Куда притащился? Зачем? Неужто этой полумертвой России предназначено составленное почти семь десятилетий назад Завещание, которое он, Бог даст, найдет в Сангарском монастыре? Кого оно пробудит? Чью душу обожжет? Кого заставит задуматься о Христе, который один есть Путь, Истина и Жизнь? Кто, прочитав его, воскликнет: возлюблю правду и возненавижу беззаконие?!

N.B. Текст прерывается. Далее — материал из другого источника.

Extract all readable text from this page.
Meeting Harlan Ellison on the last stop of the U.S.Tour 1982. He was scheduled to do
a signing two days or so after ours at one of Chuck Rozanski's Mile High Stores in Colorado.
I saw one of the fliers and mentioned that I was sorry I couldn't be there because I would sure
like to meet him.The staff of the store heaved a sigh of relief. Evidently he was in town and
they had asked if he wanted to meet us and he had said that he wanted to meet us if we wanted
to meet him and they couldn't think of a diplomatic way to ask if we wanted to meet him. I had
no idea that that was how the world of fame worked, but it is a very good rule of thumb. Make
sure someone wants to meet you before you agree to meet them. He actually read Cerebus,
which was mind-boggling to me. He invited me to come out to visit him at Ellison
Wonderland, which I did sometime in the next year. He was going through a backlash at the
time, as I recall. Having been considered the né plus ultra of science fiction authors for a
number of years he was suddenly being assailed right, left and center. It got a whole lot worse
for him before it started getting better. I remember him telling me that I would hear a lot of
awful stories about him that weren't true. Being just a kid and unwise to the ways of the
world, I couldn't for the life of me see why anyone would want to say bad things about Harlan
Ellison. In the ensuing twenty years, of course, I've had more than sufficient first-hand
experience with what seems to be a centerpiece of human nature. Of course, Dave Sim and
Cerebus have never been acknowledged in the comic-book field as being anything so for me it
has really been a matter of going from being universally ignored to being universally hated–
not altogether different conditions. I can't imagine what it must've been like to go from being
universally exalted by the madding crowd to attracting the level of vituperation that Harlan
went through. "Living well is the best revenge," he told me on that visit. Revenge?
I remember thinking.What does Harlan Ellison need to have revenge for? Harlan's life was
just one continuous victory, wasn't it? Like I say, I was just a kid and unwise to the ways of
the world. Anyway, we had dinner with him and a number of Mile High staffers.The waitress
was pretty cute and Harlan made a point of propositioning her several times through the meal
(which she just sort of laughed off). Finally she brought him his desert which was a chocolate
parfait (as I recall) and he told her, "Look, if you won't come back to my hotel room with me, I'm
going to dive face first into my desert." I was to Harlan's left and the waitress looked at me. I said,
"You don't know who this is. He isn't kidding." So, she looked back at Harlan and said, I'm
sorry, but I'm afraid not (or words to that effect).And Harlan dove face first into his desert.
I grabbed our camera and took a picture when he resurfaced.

Подобно бегуну на длинную дистанцию, который в считанных метрах от финиша вдруг ощущает свинцовую тяжесть в ногах, Сергей Павлович с превеликим трудом двинулся на привокзальную площадь. Испарина выступила на лбу. Он отшвырнул папиросу. Налицо упадок сил, вызванный как истощением нервной системы (назовем среди неоспоримых для любого консилиума причин горячий ком из любви, горечи и ненависти, денно и нощно угнетающий сердце после подвала страшного дома на Лубянке, неотвязное преследование топтунов и ужас разрыва с Аней), так и беспощадным отношением к собственной и, увы, немолодой плоти, то бишь: отсутствие какого бы то ни было отдыха, плохое питание, тяжелая бессонница или короткий сон с частыми пробуждениями и бредом, вроде погрузившейся в непроглядный мрак Останкинской башни, старшего редактора в желтых сандалиях, с упоением рвавшего бесценный документ, и появившегося под занавес жуткого человека с топором. Некогда белый, а теперь изрядно потемневший и постаревший Ильич указывал на чахлый скверик с вытоптанной травой и выкрашенный в голубой цвет ларек, лживо обещавший напоить страждущих соками и водами. Сергей Павлович сглотнул слюну, побрел дальше и минут через пять оказался у автобусной остановки, обозначенной бетонным столбом и табличкой на нем. Когда-то… когда?! давным-давно, на заре его новой жизни, после болота и белого старичка, сказавшего ему про дверь, которую надлежит найти и открыть, он точно так же поджидал автобус, как вдруг услышал позади себя голос Ани. «Уезжаете?» – спросила она. Дорого бы он дал за то, чтобы она и сейчас оказалась с ним рядом и смотрела на него чистым, мягким, любящим взором темных глаз, а он ловил бы в них свое ускользающее отражение и едва прикасался бы губами к маленькой родинке на ее левой щеке. Мучительное, горькое, страстное чувство охватило его. Было бы, наверное, чуть легче, если бы он не познал ее как муж; если бы не изведал ее ночных объятий, если бы всем естеством своим не помнил сладостного вкуса ее поцелуев и дрожи, вдруг сотрясавшей ее тело. Однажды слезы блеснули на ее ресницах. Он спросил (о, тупое мужское самолюбие!): «Тебе плохо было со мной?» – «Что ты, Сереженька! – уткнувшись ему в ложбинку между ключицей и шеей, прошептала она. – Я так счастлива… так с тобой счастлива… что боюсь».